My name is Balnura. This name was given to me by my grandfather, but my friends usually call me Baloo, after the bear in The Jungle Book. I am studying to become a film director in Astana. I have been drawn to photography ever since I was a child and wanted to stop time. On my seventh birthday, my parents got me an analogue camera, which I used for a while and then put down until I was 16. I always loved recording random things on VHS. I believe the camera is the closest thing to having a superpower.
I am originally from Almaty. In 2001, my family headed north to Astana, the young capital of Kazakhstan. We would often go back to see our family. The constant train travelling — and the endless steppe — has definitely influenced my aesthetic.
My most vivid childhood memories are from the village in the Dzhambul region where I’d visit my grandparents. It was really important to my parents that we learned Kazakh. There are not many people in Kazakhstan who know the language really well. The north of the country has remained Russian-speaking since the Soviet Union collapsed, and the population who speak Kazakh often face stigma. I remember the summers spent with my grandparents with fondness: playing football on rocky roads, stealing apricots from the neighbour’s gardens, and herding sheep in the pastures. The train journey was also memorable. The radio would play Gorillaz, the train conductors sold playing cards, crisps, and beer, and you’d catch the sun melt into Lake Balkhash as you passed by.
Life in this part of the world is poor, but people still party from evening to morning. Very few can afford to live frivolously but summer has always been the season for weddings and celebrations. Kazakhstan has plenty of festivities: uzatu (marking the bride’s acceptance into the groom’s family); tilashar (in honour of a child starting school); tusau-keser (celebrating the first milestones in a child’s life), and many more. Each festivity would start with preparing mutton, usually the day before, and end with Felicita, Hafanana, and Jimmi Jimmi Aaja Aaja being played in between Kazakh national songs and traditional dombra songs.
There is not a lot to do in Astana if you’re young.
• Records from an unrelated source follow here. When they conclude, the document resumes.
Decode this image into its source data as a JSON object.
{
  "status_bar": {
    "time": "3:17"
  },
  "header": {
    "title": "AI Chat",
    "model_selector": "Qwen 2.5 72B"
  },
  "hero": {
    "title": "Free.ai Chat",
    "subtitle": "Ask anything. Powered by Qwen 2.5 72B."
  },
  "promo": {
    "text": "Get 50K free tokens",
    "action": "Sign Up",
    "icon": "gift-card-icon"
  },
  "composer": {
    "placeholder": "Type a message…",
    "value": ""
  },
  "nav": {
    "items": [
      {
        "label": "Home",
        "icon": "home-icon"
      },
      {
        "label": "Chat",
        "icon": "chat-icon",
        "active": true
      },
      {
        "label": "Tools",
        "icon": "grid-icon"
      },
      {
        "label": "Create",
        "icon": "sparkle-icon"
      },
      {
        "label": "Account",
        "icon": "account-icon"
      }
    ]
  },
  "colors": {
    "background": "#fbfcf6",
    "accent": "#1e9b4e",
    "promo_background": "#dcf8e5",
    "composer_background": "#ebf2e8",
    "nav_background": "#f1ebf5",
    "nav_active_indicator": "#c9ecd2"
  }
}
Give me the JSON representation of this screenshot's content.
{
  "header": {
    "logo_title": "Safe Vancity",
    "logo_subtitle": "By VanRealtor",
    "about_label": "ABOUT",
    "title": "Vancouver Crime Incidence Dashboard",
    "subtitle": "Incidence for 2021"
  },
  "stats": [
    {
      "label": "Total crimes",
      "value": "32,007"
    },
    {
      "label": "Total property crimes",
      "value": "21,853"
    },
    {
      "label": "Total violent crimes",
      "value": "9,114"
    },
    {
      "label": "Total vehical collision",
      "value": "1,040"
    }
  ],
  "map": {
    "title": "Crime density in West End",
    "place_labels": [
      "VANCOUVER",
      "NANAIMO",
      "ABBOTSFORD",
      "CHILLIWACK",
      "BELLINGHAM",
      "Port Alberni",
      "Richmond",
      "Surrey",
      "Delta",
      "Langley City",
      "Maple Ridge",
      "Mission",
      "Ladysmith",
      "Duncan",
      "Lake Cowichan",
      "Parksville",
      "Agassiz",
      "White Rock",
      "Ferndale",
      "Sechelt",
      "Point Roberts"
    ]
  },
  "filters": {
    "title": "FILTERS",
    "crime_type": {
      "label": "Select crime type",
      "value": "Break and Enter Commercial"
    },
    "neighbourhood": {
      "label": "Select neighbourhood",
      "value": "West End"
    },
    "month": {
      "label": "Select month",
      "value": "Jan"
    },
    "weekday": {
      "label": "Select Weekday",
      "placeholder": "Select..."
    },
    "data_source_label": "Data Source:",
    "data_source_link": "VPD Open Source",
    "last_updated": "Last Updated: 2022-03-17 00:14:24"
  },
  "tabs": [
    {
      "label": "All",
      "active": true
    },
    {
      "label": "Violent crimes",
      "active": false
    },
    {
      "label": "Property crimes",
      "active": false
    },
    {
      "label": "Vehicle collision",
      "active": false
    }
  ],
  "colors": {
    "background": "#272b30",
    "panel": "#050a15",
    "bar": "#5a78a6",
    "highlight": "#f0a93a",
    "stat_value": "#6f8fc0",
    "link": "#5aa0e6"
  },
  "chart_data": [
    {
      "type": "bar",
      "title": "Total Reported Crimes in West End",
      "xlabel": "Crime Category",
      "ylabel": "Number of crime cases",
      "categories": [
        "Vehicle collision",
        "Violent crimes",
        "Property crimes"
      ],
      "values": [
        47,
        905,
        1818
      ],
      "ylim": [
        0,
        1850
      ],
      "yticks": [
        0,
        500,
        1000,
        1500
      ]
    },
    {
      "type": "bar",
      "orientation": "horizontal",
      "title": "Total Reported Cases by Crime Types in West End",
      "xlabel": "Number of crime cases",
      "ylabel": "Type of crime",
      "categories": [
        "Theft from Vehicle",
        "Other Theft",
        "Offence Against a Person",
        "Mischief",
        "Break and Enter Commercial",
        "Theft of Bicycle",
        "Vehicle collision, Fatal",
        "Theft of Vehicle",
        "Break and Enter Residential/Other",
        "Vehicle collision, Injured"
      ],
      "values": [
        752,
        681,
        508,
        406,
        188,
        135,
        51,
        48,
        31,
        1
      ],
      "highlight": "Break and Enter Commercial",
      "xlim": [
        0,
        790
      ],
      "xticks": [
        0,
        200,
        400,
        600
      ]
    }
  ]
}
In Almaty you can always find a cozy place to have a drink, such as Le Jañbyr, and then head to Chukotka, Vzletnaya, or Object. There’s also ZVUK, which is dedicated to underground electronic music. The day after a ZVUK night it’s tradition to go to the mountains to revive yourself for the week ahead. My social circle includes artists, academics, musicians, sociologists, journalists, programmers, and the like. Lots of people would like to make our country better but the future seems hopeless. Quality of life, education, and rights all have a part to play. Young people have to make the decision whether to leave or stay and help fellow citizens.
My work unites old and new Astana. In 2017, I was part of an exhibition called Time and Astana curated by Aigerim Kapar, in cooperation with the artists Almagul Menlibayeva and Askhat Akhmedyarov. My work in the exhibition revolved around the topic of architecture and its influence on identity, the historical amnesia that comes from the demolition of old homes, and the cheap new-builds that appear in their place. I visited the streets where the demolitions had started to take place. The idea was to memorialise the city the way it was before. I then turned the photos into collages and triptychs.
If the Soviet tower blocks taught us anything, it’s to find beauty in the little things. It’s easier when the architecture and landmarks remain the same, and the streets retain their character without any changes. It teaches you to be attentive, sensitive, fearless as a photographer.
I like photographing the here and now. The people in my photos are often my friends but there are also some subjects I met at random. The question is often “when”, not “who”. Sometimes you feel like you have found the perfect model, but then you don’t get the result you want. Other times, you take a secret photo of a passerby and fall in love with in that very second. This is also true of nature, architecture, the sky. The kind of photographs I enjoy taking are the ones I feel are truly honest.